NHRA PRO STOCK DRIVERS BELIEVE INCREASED PURSES WILL INCREASE PARTICIPATION

 

“If you make $750 a week and you’re spending $1,000 how long are you going to survive? That’s the problem. If they can’t understand that they have a screw loose. That’s what’s wrong with our class. We don’t get enough money to do like we need to do.” - Larry Morgan

Change is taking place in the NHRA Pro Stock class because the decline of participation in the class.

The changes were announced at a meeting July 25 during the Mile-High Nationals at Bandimere Speedway in Morrison, Colo.

The changes will be mandated in two waves. Three changes will take effect at the NHRA Sonoma Nationals, July 31-Aug. 2 while several others will not take effect until the 2016 NHRA Mello Yello Drag Racing Series season.
Drivers now know they must adhere to NHRA’s changes or leave the class. Whether this improves the health of the class is unknown, but a handful of drivers believe increasing the winner’s purse at national events also would give Pro Stock a much-needed jolt.

“If you make $750 a week and you’re spending $1,000 how long are you going to survive?” said Larry Morgan, whose been racing in NHRA’S Pro Stock class since 1987. “That’s the problem. If they can’t understand that they have a screw loose. That’s what’s wrong with our class. We don’t get enough money to do like we need to do.”

Allen Johnson, the 2012 NHRA Pro Stock world champion, concurred with Morgan.

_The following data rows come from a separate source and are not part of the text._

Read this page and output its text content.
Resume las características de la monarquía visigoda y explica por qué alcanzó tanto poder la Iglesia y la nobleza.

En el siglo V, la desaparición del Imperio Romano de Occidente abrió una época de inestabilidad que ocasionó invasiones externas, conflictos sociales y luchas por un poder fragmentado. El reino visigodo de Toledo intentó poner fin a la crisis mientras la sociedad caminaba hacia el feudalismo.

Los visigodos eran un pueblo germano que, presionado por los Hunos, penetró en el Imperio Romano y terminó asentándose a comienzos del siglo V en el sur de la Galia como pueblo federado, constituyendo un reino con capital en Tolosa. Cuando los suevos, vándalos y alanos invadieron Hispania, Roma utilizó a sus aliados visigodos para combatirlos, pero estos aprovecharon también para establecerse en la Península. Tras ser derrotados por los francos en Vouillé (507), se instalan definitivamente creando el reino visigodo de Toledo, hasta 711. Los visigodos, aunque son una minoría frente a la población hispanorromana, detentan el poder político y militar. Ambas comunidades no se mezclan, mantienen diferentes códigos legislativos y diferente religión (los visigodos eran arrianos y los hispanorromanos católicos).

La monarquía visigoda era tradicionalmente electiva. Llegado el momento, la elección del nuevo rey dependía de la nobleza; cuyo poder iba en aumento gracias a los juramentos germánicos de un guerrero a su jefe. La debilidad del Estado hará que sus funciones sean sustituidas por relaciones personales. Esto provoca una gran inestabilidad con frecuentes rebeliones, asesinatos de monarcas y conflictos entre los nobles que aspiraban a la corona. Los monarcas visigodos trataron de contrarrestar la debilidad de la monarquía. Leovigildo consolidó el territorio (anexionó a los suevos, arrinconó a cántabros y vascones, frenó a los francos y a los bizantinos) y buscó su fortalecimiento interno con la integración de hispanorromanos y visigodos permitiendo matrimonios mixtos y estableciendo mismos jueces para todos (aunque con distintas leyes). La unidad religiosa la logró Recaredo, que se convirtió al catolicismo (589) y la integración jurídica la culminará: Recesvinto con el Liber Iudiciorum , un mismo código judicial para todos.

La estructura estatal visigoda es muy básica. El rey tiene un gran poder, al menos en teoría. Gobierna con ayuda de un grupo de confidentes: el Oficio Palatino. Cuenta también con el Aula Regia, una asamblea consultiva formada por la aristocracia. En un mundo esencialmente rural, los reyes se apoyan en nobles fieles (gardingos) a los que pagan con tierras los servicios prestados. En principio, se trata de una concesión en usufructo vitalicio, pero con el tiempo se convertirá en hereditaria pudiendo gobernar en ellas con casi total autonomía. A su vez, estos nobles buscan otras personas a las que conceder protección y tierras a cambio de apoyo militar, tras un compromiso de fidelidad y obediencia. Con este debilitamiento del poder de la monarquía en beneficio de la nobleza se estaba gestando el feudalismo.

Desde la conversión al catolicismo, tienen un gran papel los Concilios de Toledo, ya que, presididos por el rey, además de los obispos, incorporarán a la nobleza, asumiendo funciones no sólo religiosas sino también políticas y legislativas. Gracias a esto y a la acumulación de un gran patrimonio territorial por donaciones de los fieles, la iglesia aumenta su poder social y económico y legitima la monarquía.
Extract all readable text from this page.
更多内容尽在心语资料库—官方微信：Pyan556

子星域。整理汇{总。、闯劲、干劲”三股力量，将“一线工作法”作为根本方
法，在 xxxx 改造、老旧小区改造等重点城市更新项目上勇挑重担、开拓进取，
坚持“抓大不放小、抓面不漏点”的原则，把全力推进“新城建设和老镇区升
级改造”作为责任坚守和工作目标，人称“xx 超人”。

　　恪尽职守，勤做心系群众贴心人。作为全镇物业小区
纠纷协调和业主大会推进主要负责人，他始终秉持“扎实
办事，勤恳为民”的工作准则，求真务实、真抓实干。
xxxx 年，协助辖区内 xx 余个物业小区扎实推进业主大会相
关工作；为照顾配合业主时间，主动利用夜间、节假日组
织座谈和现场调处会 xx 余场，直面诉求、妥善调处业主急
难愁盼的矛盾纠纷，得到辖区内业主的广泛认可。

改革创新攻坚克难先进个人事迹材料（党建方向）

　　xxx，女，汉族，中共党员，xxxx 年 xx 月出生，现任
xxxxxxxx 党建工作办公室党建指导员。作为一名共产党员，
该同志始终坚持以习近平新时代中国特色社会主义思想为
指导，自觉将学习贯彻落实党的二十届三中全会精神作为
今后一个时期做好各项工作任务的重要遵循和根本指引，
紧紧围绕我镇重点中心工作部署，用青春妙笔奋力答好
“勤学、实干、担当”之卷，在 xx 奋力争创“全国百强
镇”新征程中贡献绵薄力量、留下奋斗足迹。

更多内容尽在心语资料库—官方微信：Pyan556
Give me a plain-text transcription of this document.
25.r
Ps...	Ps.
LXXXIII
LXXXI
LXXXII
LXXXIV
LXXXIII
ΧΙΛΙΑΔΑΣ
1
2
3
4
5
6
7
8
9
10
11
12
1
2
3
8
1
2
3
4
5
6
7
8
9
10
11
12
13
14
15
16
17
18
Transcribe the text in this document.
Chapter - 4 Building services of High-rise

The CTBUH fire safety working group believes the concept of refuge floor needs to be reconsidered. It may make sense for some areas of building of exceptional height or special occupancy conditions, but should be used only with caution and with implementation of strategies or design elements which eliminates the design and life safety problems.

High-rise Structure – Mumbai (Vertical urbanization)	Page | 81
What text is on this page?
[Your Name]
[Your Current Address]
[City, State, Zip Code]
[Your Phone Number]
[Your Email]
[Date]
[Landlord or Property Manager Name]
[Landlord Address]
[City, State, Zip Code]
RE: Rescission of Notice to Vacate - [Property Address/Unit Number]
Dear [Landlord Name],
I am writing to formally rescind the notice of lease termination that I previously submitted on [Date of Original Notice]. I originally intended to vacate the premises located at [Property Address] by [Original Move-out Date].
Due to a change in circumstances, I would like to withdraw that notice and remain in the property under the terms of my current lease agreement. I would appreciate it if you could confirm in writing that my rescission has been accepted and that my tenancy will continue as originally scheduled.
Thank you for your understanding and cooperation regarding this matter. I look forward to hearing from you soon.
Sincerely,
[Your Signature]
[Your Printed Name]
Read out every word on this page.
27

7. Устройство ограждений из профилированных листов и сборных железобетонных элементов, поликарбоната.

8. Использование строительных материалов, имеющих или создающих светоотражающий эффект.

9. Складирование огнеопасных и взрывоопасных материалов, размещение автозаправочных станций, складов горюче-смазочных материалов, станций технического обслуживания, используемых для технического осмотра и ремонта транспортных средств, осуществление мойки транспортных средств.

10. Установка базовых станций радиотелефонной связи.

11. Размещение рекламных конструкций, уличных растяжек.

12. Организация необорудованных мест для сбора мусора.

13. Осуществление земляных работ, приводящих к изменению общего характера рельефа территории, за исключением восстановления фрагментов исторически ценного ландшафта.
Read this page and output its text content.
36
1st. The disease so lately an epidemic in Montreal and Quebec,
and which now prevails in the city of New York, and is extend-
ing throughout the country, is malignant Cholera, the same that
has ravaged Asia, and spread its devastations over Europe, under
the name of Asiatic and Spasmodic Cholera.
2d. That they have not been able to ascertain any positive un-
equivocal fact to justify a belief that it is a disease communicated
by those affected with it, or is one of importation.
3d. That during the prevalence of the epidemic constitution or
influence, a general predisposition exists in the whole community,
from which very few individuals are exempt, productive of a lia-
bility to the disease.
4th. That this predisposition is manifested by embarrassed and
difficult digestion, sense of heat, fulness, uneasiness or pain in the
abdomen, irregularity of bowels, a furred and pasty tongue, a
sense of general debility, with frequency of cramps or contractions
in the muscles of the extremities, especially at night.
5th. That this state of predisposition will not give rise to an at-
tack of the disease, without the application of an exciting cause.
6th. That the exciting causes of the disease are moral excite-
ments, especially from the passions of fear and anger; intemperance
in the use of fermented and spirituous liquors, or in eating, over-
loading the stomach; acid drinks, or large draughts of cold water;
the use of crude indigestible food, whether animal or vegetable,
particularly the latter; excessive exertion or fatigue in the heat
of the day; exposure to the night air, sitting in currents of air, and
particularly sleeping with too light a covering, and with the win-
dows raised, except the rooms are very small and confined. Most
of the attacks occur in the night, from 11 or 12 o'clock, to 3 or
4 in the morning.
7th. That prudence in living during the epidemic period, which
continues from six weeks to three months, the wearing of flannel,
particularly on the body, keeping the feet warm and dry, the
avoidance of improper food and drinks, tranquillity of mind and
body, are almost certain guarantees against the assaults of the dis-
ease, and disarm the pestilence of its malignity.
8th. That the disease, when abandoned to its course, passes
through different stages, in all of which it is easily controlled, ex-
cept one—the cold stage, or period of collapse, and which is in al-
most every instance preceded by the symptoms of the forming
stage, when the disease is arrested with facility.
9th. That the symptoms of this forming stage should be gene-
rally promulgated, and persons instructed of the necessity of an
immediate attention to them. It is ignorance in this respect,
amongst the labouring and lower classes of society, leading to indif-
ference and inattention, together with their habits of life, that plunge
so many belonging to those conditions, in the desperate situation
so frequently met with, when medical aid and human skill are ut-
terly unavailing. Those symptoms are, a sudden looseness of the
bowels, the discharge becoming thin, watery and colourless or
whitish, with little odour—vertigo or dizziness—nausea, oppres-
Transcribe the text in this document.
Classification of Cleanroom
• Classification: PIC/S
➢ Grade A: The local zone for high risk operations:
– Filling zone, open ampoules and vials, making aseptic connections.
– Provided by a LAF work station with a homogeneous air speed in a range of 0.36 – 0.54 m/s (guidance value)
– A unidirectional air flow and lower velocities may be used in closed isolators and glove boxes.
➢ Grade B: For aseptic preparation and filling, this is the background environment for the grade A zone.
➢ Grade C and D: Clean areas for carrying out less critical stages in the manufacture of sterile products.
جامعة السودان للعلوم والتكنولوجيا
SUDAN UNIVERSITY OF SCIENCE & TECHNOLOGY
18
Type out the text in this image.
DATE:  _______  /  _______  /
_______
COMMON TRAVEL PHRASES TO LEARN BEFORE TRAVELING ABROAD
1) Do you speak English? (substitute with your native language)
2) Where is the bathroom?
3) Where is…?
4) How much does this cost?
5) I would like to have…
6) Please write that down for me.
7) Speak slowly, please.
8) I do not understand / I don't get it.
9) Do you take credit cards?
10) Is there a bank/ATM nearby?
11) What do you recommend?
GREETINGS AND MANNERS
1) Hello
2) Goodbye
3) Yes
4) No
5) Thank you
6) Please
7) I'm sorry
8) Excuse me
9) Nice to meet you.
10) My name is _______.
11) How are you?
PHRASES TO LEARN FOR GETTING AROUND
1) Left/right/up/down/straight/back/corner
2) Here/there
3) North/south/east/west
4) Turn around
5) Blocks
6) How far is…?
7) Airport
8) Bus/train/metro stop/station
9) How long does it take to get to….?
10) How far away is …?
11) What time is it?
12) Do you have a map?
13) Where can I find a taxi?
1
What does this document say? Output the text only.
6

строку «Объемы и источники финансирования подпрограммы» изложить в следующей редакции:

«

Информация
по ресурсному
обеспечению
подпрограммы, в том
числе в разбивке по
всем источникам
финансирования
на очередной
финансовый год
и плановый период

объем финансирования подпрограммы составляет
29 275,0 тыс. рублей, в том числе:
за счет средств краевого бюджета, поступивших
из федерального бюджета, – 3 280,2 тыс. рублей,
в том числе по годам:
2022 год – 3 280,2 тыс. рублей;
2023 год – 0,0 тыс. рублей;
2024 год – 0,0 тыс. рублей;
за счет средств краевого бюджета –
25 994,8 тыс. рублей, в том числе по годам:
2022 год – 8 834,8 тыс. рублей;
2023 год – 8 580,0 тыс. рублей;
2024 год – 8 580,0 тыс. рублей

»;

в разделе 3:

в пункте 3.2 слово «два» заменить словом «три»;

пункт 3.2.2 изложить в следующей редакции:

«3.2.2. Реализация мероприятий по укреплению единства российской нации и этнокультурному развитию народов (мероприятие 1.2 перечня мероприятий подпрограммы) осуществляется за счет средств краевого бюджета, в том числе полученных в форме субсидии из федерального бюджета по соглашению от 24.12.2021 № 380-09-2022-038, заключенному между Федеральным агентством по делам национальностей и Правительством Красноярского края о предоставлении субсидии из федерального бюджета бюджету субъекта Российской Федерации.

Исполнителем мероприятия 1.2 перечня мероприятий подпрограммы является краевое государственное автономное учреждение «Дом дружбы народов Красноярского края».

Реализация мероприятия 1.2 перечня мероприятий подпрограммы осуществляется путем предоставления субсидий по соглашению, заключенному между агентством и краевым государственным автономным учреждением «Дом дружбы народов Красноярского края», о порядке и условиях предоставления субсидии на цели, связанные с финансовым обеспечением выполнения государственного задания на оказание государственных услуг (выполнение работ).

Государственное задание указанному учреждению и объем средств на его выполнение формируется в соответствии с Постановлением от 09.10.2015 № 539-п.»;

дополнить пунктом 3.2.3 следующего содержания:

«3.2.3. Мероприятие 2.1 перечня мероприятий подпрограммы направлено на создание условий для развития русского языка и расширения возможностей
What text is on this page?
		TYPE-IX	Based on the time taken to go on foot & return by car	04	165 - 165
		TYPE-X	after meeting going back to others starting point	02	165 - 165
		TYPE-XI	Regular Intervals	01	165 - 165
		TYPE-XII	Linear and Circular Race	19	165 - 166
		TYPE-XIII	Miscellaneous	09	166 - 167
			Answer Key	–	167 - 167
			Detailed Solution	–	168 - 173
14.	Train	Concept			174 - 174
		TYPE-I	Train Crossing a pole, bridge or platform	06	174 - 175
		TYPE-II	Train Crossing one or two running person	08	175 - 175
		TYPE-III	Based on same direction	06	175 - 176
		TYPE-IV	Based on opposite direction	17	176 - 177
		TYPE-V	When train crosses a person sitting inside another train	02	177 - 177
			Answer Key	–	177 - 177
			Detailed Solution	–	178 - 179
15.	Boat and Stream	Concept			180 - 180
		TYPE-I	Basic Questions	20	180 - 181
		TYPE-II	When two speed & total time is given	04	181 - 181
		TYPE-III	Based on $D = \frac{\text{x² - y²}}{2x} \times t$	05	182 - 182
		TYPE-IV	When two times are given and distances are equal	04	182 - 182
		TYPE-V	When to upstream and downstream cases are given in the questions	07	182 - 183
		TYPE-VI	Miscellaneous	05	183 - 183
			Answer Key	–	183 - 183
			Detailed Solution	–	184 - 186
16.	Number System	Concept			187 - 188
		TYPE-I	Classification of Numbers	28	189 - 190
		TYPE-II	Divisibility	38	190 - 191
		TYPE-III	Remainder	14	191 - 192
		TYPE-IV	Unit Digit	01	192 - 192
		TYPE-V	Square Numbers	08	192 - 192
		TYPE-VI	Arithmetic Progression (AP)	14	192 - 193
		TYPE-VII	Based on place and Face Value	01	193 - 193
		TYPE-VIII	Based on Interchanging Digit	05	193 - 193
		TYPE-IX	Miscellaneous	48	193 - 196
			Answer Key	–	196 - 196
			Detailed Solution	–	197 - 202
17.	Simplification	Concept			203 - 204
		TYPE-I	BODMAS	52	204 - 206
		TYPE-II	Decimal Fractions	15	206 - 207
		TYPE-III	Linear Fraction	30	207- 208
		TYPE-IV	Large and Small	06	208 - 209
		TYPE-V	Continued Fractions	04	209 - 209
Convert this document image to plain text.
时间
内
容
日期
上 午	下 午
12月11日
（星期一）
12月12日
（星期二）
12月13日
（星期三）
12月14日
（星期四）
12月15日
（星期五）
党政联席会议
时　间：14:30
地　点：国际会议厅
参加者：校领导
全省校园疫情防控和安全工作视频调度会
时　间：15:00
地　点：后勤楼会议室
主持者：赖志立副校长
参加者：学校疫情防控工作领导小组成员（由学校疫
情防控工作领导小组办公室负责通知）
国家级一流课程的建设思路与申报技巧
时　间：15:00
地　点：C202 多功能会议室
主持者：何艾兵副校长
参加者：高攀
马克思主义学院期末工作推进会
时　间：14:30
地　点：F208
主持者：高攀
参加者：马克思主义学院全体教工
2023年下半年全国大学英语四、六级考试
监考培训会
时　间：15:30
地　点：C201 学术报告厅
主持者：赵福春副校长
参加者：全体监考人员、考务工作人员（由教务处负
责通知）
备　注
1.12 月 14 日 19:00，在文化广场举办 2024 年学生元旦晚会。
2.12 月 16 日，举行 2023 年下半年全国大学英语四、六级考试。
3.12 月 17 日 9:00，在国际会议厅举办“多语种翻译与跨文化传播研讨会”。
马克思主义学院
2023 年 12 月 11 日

“That’s their (NHRA’s) fault there’s not enough competitors because they don’t pay enough,” Johnson said. “The cost escalates in every motorsport until you do something like this, decrease RPMs and motors last longer, that will decrease costs, but also decreases the class as far as the mph, now all that’s going down. I don’t think they did the things that really will increase fan appeal. They didn’t go far enough. They need corporate bodies, they need an engine that reduces costs so you can bring in a lot more competitors. I don’t feel like the changes they made will do anything. That’s the way it is in NHRA, they tell you what to do and you either do it or you quit.”

The Pro Stock changes left fellow driver Vincent Nobile scratching his head.

“I don’t know about the future of Pro Stock, I don’t know if it is going to be better or worse,” said Nobile, who drives the Mountain View Tire Chevy Camaro. “I just think they should leave the class alone and leave it the way it is. If the purse were larger people would come out here and try a little harder, and more people at that. The money isn’t out here, apparently to do it. Even the fuel cars don’t get paid enough money. In perspective to any other automobile sport at a professional ranking, their purses are far more than ours. You look at team like ours, we need to literally win the race to break even for a weekend. A NASCAR team wins a race and they are in the green, whether it be a lot or a little, they still are in the green. In my opinion, everything they are doing, I think it’s going to cost more money as least for the first few years, if it even lasts that long.

"I don’t feel like the changes they made will do anything. That’s the way it is in NHRA, they tell you what to do and you either do it or you quit.” - Allen Johnson

“All these teams that build engines now need to change what they have done, and now they have put all this research and development into fuel injection and whatnot. It certainly, in my opinion, is not going save any money. It’s only going to make things worse. The whole idea was to bring people into the sport and now these low budget teams who have two sets of carburetors, what do they do with them now? Throw them away? Now they need to buy fuel injection and that’s not going to be cheap.”

Morgan said the issue of providing more prize money for Pro Stock drivers wasn’t brought up at the July 25 meeting.

“There was absolutely no mention (of money),” Morgan said. “The prize money is what drives us. I don’t know how we all survive, but we do. It’s crazy what we race for and what we spend to do it, that I can tell you. For them, being the business, I don’t know what they could do. They are a different deal than we are all.”

NHRA and FOX Sports officials announced July 14 that starting in 2016 the NHRA Mello Yello Drag Racing Series will be televised by FOX Sports 1 (FS1) with four events airing on the FOX national broadcast network during each season of the long-term agreement, providing the world's fastest motorsport with live coverage of a majority of its events.

According to Morgan, the new TV deal was brought up by NHRA officials during the meeting July 25.

“They did mention the TV deal and how good that was going to make it for all of us,” Morgan said. “They also said they are going to do a whole lot to help it. If they do the program like they say they are going to produce it in-house, and they are going to get us a whole lot more exposure, and that’s what we need, and you can’t get exposure if you’re hiding everything you’re doing. That’s going to be the big thing.”